Si elle est dedans, c’est pareil
Tout porte à croire que si elle est dedans, ce n’est pas pareil: le fait a été mille fois soulevé et l’expression moquée. Mais tout porte à croire, aussi, que personne ne pense vraiment que si elle est dedans c’est pareil. Rien à voir, donc, avec les autres exemples, que leurs auteurs emploient à leur insu. En remarquant, à très haute voix, que si elle est dedans c’est pareil, il s’agit simplement de signaler que le gardien était aux fraises – et pourquoi ne pas utiliser des figures de style pour s’exprimer? Les formules usuelles qui peuvent être prises au pied de la lettre sont choses rares.
La passe décisive
Espèce discutable d’oxymore, le compte des "passes décisives" est une contradiction qui cache bien son jeu. Supposé être une consécration de la passe, une reconnaissance de la dignité et de l’importance d'une chose aussi simple que la passe, le compte doit finalement tout au buteur, et rien à la passe. Puisque la passe n’est décisive que lorsqu’elle est suivie d’un but (c’est-à-dire, "suivie"? Reprise sans contrôle? Avec deux touches de balle maximum? Et si la passe mal ajustée a obligé l’attaquant à réaliser un geste acrobatique improbable, pour effectuer une frappe qui partait à l’ouest mais qui a été déviée dans son but par Morel par exemple, parle-t-on encore de passe décisive?), puisque la passe n’est décisive que parce qu'elle est suivie d’un but, disions-nous, existe-t-il des passes décisives en elles-mêmes? Pas dans le commentaire sportif, en, tout cas.
Les occasions immanquables
On parle toujours de l’occasion immanquable rétrospectivement ("c’était immanquable"), et toujours pour une occasion manquée. Une occasion, c’est toujours manquable, et aussi professionnalisé que soit le football, il y aura toujours des Brandao pour nous le rappeler.
Revenir à la faute
Indice incontestable du mépris pour les compétences de l’arbitre (l'arbitre revient à la faute: "C’est très bien arbitré!" – comme s’il était extraordinaire d’attendre l'efficacité d'un "avantage" pour siffler la faute ou non), l’expression est oxymorique puisque "revenir à la faute" est contradictoire. S’il y a faute, c’est que l'arbitre est venu la siffler, et s'il n’est pas venu, eh bien il n’y a pas faute. La "faute en soi" n’existe pas. La faute, c’est ce que l’arbitre signale comme une faute. Pas de coup de sifflet, pas de faute.
Perdre contre le cours du jeu
On ne perd jamais contre le cours du jeu. Si on a perdu, c’est que le cours du jeu a mené à notre perte.
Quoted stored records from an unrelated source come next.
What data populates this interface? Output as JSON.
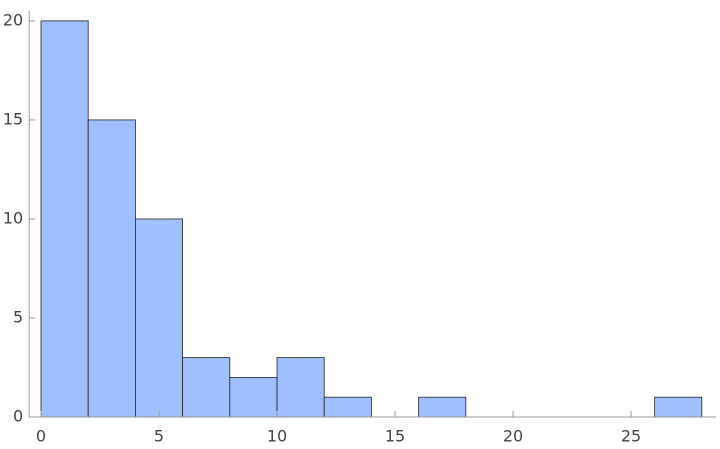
{
  "chart_data": {
    "type": "histogram",
    "bins": [
      0,
      2,
      4,
      6,
      8,
      10,
      12,
      14,
      16,
      18,
      20,
      22,
      24,
      26,
      28
    ],
    "counts": [
      20,
      15,
      10,
      3,
      2,
      3,
      1,
      0,
      1,
      0,
      0,
      0,
      0,
      1
    ],
    "color": "#9fbfff",
    "xlim": [
      -0.5,
      28.6
    ],
    "ylim": [
      0,
      20.5
    ],
    "xticks": [
      0,
      5,
      10,
      15,
      20,
      25
    ],
    "yticks": [
      0,
      5,
      10,
      15,
      20
    ]
  }
}
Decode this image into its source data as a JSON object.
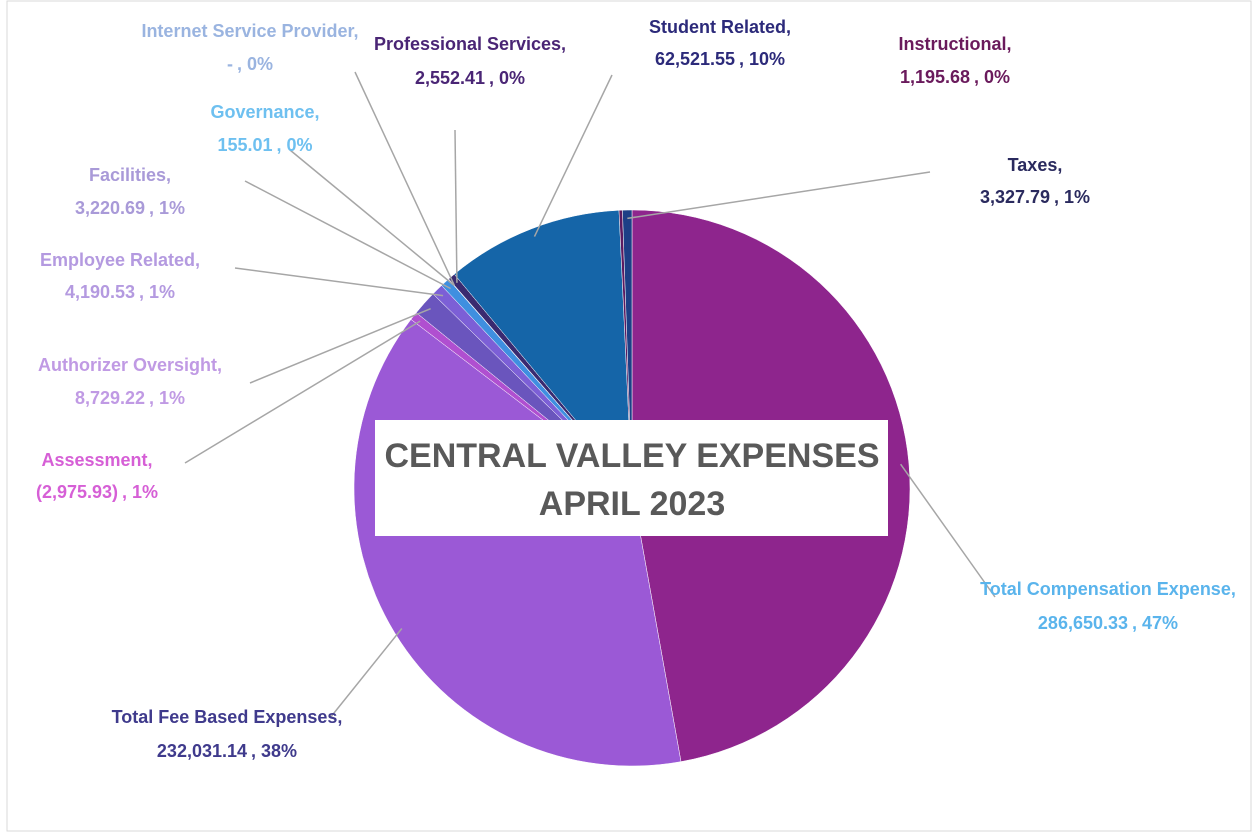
{
  "chart_data": {
    "type": "pie",
    "title": "CENTRAL VALLEY EXPENSES",
    "subtitle": "APRIL 2023",
    "separator": ",",
    "categories": [
      "Total Compensation Expense",
      "Total Fee Based Expenses",
      "Assessment",
      "Authorizer Oversight",
      "Employee Related",
      "Facilities",
      "Governance",
      "Internet Service Provider",
      "Professional Services",
      "Student Related",
      "Instructional",
      "Taxes"
    ],
    "values": [
      286650.33,
      232031.14,
      -2975.93,
      8729.22,
      4190.53,
      3220.69,
      155.01,
      0,
      2552.41,
      62521.55,
      1195.68,
      3327.79
    ],
    "value_labels": [
      "286,650.33",
      "232,031.14",
      "(2,975.93)",
      "8,729.22",
      "4,190.53",
      "3,220.69",
      "155.01",
      "-",
      "2,552.41",
      "62,521.55",
      "1,195.68",
      "3,327.79"
    ],
    "percent_labels": [
      "47%",
      "38%",
      "1%",
      "1%",
      "1%",
      "1%",
      "0%",
      "0%",
      "0%",
      "10%",
      "0%",
      "1%"
    ],
    "colors": [
      "#8e258d",
      "#9b59d6",
      "#b04fd0",
      "#6a55bd",
      "#7c5fd6",
      "#3f8fe0",
      "#5ab0ec",
      "#3a4fa8",
      "#3a2a70",
      "#1565a8",
      "#5c1a60",
      "#1d3f86"
    ],
    "label_colors": [
      "#5ab4ec",
      "#3f3a8c",
      "#d65fd6",
      "#c09ae4",
      "#b49ae0",
      "#a99ad8",
      "#6ec0f0",
      "#9ab4e0",
      "#4a2575",
      "#2c2a7a",
      "#6a1a5c",
      "#2a2a5e"
    ]
  }
}
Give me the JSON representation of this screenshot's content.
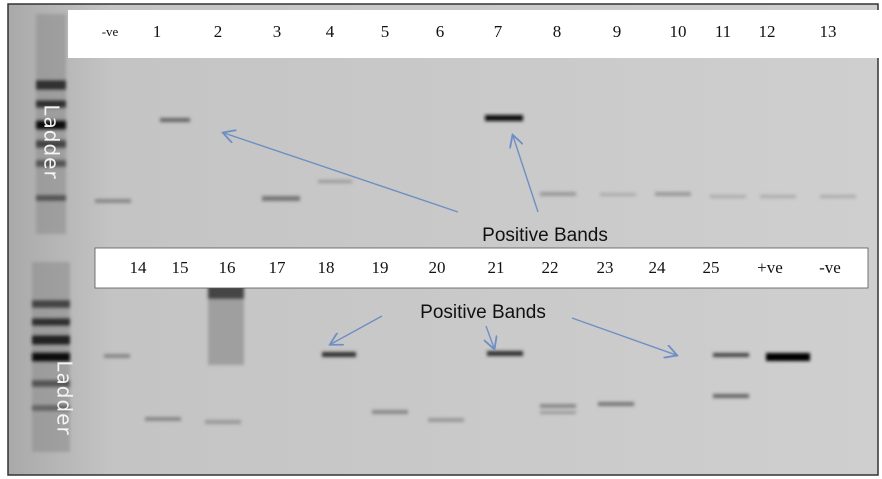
{
  "top_lanes": [
    "-ve",
    "1",
    "2",
    "3",
    "4",
    "5",
    "6",
    "7",
    "8",
    "9",
    "10",
    "11",
    "12",
    "13"
  ],
  "bottom_lanes": [
    "14",
    "15",
    "16",
    "17",
    "18",
    "19",
    "20",
    "21",
    "22",
    "23",
    "24",
    "25",
    "+ve",
    "-ve"
  ],
  "ladder_labels": [
    "Ladder",
    "Ladder"
  ],
  "annotations": [
    "Positive Bands",
    "Positive Bands"
  ]
}
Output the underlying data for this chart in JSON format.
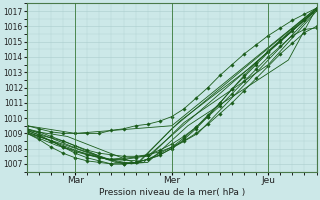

Trouver un angle impossible
Cet oxymore se passe de commentaire (et en disant cela, je ne propose pas un nouvel oxymore, mais une contradiction performative: le contenu de la phrase est contredit par l'énonciation même de cette phrase).
Le retour de hors-jeu
Retour de hors-jeu? On pourrait penser que soit on est hors-jeu, soit on n’est pas hors-jeu. Mais apparemment non, on peut aussi être "de retour de hors-jeu": c’est lorsqu’on reçoit le ballon et qu’on n’est plus derrière le dernier défenseur, mais qu’au moment de la passe, on y était. Donc "retour de hors-jeu", cela veut dire "hors-jeu au moment de la passe". Donc retour de hors-jeu veut dire hors-jeu.
* * *
Bonus de la rédaction : le penalty imaginaire
Cette expression est tellement courante que plus personne ne se rend compte de son absurdité: car s'il arrive qu'une faute soit "inexistante" (autre terme consacré), le coup de pied de réparation qui s'ensuit est tout ce qu'il y a de plus réel, puisqu'il est bel et bien exécuté. Le penalty imaginaire, c'est plutôt celui que l'on rêve de voir accorder à son équipe.